Hi,
I got SolrException when submitting XML for indexing (using solr 3.6.1)
////
Jan 15, 2013 10:22:42 AM org.apache.solr.common.SolrException log
SEVERE: org.apache.solr.common.SolrException: Illegal character ((CTRL-CHAR, cod
e 31))
at [row,col {unknown-source}]: [2,1169]
at org.apache.solr.handler.XMLLoader.load(XMLLoader.java:81)
Caused by: com.ctc.wstx.exc.WstxUnexpectedCharException: Illegal character
((CTRL-CHAR, code 31))
...
at [row,col {unknown-source}]: [2,1169]
at
com.ctc.wstx.sr.StreamScanner.throwInvalidSpace(StreamScanner.java:675)
at
com.ctc.wstx.sr.StreamScanner.throwInvalidSpace(StreamScanner.java:660)
at
com.ctc.wstx.sr.BasicStreamReader.readCDataPrimary(BasicStreamReader.java:4240)
at
com.ctc.wstx.sr.BasicStreamReader.nextFromTreeCommentOrCData(BasicStreamReader.java:3280)
at
com.ctc.wstx.sr.BasicStreamReader.nextFromTree(BasicStreamReader.java:2824)

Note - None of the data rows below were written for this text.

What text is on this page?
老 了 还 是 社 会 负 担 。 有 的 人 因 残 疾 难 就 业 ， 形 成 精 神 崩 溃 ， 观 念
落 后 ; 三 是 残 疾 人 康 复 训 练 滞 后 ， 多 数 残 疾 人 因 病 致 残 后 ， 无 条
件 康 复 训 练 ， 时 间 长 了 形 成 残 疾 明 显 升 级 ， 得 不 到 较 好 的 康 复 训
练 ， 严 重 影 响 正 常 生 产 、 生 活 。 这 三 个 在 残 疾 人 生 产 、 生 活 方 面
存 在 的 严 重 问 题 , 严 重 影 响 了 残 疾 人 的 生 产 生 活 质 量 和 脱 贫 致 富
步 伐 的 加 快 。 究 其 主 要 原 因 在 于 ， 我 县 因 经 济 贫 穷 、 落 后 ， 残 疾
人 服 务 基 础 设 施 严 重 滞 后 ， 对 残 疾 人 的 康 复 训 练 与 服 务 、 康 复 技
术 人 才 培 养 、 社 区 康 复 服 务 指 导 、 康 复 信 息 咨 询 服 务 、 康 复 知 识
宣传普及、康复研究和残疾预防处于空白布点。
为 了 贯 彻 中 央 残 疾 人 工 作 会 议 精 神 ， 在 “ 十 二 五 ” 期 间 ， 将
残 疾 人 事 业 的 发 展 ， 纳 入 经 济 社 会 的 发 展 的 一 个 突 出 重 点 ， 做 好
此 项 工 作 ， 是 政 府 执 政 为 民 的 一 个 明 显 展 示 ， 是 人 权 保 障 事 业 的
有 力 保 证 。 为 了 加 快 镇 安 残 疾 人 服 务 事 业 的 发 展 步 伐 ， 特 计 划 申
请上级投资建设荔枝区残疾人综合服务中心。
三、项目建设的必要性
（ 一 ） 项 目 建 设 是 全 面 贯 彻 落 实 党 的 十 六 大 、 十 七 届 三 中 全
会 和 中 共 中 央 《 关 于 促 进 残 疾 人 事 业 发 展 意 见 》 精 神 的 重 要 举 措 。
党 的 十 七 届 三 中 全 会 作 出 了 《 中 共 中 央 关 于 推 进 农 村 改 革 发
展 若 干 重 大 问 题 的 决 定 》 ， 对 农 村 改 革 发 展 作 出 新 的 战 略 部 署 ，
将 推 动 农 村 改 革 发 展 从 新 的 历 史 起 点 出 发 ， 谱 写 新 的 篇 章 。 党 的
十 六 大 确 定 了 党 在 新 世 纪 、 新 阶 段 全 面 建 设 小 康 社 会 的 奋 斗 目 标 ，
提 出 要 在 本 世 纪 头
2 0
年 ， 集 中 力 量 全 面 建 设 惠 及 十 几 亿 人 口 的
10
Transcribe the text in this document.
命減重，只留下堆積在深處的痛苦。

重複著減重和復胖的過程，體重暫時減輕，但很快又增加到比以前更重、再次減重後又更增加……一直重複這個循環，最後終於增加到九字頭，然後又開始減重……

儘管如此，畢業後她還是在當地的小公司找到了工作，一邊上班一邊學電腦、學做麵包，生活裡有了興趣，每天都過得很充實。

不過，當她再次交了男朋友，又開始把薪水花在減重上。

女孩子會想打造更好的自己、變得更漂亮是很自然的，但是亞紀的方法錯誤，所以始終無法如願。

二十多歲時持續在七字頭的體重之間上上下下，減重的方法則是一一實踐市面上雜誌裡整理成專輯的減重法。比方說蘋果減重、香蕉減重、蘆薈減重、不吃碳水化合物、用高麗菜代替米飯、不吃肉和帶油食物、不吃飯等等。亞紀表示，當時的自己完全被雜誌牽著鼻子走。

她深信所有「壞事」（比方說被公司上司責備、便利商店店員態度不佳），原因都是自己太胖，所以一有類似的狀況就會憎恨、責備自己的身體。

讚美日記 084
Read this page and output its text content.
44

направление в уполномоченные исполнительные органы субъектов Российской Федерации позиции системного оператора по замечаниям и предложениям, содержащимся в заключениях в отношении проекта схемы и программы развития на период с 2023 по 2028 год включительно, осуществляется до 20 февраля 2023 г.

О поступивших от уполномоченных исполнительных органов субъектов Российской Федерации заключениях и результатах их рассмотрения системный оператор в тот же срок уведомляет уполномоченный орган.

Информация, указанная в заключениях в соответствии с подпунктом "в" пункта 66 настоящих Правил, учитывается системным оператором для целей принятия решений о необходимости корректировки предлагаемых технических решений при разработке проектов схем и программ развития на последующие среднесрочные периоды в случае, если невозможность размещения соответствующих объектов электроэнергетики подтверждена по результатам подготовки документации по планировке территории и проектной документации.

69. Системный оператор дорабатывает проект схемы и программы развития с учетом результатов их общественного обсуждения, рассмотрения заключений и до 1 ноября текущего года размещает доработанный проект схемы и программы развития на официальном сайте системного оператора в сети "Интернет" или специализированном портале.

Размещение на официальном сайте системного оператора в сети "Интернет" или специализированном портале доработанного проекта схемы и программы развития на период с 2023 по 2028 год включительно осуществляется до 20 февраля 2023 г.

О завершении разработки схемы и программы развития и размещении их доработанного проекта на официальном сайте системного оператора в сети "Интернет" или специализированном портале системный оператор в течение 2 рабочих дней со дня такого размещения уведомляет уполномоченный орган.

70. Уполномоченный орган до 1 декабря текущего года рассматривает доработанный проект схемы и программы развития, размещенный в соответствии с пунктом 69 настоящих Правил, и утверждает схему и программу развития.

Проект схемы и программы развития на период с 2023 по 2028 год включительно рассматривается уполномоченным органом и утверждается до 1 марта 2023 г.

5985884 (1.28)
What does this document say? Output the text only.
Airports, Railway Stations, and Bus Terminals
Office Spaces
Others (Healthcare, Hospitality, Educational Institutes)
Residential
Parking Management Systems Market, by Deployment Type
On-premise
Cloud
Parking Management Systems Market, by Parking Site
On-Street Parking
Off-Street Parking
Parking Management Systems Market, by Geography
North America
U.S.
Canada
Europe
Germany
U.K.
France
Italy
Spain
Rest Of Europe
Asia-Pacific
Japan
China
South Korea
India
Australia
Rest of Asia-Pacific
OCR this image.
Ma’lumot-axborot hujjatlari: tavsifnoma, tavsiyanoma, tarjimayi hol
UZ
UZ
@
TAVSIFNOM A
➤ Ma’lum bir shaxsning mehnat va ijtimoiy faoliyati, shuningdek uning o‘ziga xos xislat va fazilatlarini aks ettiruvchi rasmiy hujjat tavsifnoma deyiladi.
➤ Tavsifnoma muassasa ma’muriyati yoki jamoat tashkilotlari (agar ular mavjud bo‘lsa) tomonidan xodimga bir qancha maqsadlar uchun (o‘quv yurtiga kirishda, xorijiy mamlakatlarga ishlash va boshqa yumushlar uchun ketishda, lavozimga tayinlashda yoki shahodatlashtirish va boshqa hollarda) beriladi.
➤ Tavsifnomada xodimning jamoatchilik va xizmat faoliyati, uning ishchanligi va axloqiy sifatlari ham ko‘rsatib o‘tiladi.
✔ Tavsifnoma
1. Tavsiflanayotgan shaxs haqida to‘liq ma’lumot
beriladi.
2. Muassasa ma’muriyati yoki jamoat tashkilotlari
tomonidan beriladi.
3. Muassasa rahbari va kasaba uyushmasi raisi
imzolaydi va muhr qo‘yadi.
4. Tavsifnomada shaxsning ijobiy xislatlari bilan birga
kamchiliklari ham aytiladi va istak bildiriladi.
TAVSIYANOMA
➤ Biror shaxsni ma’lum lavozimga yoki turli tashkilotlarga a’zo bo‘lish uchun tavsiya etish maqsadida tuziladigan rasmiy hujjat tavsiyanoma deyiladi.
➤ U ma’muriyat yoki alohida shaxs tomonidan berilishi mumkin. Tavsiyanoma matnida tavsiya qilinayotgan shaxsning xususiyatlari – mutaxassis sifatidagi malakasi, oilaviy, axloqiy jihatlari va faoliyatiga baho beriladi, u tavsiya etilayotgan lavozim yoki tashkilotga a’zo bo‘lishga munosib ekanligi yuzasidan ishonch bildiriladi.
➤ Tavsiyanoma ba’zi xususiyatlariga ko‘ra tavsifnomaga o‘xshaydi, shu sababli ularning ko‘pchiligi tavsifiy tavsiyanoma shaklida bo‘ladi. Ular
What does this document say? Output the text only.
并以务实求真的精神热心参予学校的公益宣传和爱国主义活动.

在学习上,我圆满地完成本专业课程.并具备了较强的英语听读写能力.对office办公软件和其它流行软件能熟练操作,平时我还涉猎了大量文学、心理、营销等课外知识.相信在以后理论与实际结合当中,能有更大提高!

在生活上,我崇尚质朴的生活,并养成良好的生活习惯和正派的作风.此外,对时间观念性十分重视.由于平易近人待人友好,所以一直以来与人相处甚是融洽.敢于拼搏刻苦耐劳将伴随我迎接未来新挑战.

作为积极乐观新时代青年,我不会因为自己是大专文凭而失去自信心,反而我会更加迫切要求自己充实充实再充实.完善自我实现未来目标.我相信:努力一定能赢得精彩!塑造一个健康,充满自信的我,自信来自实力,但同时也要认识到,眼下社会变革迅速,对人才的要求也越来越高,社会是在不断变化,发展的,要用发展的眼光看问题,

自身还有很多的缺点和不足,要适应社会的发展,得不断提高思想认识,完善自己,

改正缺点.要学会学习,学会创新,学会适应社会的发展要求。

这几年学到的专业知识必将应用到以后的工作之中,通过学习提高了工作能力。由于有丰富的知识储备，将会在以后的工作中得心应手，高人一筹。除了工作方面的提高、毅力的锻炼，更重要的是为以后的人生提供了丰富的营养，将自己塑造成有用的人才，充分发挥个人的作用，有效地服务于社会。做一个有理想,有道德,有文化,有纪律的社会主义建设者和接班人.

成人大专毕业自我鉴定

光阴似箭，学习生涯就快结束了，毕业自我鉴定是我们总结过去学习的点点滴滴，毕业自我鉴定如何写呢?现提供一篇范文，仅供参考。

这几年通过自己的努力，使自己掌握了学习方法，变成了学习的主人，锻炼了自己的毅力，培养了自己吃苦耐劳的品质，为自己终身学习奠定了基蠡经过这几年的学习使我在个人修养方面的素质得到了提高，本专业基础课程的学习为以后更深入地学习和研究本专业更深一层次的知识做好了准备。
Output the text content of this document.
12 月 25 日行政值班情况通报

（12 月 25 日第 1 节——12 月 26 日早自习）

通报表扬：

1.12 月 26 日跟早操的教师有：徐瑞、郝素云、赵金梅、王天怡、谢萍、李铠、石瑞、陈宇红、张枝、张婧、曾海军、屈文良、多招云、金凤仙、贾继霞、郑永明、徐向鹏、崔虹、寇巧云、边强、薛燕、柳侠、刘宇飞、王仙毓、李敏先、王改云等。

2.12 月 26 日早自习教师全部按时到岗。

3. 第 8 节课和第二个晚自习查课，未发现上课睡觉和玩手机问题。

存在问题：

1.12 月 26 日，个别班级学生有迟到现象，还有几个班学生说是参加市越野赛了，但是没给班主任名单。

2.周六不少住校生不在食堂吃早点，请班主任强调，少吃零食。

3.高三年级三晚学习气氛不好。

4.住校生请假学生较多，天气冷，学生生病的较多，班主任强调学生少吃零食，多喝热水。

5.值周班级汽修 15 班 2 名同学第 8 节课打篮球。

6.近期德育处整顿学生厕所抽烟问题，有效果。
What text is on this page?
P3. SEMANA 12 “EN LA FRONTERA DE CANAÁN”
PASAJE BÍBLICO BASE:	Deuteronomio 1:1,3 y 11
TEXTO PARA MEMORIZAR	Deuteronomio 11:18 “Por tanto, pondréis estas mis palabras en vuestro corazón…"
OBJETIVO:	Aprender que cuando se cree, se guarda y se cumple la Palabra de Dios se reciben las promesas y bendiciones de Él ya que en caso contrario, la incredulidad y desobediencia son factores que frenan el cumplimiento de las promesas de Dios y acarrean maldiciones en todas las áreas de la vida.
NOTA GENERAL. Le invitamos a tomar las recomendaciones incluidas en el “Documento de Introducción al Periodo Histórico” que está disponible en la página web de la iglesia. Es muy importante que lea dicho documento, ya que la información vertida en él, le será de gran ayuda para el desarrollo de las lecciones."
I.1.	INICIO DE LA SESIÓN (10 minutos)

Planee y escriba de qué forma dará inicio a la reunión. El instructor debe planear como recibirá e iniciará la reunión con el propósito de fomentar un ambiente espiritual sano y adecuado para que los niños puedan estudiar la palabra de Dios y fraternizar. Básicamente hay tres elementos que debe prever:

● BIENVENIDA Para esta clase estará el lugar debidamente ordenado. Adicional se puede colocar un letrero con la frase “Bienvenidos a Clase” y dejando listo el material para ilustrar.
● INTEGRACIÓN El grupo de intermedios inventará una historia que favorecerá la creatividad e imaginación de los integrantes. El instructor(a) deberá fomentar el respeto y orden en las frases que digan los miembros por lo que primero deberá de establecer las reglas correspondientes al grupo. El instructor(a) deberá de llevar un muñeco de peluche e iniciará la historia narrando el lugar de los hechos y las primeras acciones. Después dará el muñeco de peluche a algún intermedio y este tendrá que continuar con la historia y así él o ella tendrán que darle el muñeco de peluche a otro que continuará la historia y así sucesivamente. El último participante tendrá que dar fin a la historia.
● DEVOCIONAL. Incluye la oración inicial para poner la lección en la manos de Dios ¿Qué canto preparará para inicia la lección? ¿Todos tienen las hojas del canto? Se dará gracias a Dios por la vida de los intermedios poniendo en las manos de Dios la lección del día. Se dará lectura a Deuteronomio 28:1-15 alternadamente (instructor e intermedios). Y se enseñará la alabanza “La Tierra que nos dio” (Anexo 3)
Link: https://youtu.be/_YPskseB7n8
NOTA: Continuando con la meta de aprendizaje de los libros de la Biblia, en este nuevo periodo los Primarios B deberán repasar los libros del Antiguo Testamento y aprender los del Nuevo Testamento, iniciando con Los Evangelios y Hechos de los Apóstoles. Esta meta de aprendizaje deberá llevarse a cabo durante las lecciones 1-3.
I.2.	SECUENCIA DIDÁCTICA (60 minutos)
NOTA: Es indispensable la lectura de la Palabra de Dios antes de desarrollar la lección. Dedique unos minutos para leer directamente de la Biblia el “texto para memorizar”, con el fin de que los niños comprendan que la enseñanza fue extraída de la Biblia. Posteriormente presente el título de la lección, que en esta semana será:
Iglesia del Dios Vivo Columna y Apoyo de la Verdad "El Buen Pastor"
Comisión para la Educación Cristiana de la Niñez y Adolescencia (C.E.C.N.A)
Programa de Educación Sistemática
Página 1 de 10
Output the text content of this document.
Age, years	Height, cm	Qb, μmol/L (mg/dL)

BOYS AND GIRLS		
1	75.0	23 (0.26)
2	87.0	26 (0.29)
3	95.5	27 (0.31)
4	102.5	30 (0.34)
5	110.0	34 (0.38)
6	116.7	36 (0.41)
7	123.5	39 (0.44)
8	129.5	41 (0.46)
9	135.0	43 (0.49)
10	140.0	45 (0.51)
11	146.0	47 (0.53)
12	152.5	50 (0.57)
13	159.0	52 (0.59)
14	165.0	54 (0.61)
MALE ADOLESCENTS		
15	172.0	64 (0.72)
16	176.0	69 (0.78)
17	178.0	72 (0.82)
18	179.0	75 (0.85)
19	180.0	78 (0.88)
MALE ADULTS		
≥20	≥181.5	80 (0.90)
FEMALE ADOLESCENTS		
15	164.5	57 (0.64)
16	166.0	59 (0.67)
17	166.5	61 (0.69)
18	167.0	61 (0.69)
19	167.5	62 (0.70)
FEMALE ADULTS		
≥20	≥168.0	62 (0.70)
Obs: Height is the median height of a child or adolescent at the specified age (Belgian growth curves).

at com.ctc.wstx.sr.BasicStreamReader.next(BasicStreamReader.java:1019)
at org.apache.solr.handler.XMLLoader.readDoc(XMLLoader.java:309)
at org.apache.solr.handler.XMLLoader.processUpdate(XMLLoader.java:156)
at org.apache.solr.handler.XMLLoader.load(XMLLoader.java:79)
////
I checked details, the data causing trouble is
word1chr(31)word2
here both word1 and word2 are normail English characters and "chr(31)" is just
the returning value of PHP
function chr(31). Our XML is well constructed and encoding/charset are well
defined.
The problem is due to chr(31), if I replace it with another UTF-8 character,
indexing is OK.
I checked source code com.ctc.wstx.sr.BasicStreamReader.java, it seems that it
is by design any CTRL
character is not allowed inside CDATA text, but I am puzzled that how could we
avoid CTRL character in
text in general (sure it is not a common occurance but can still happen)?
Thanks very much for helps, Lisheng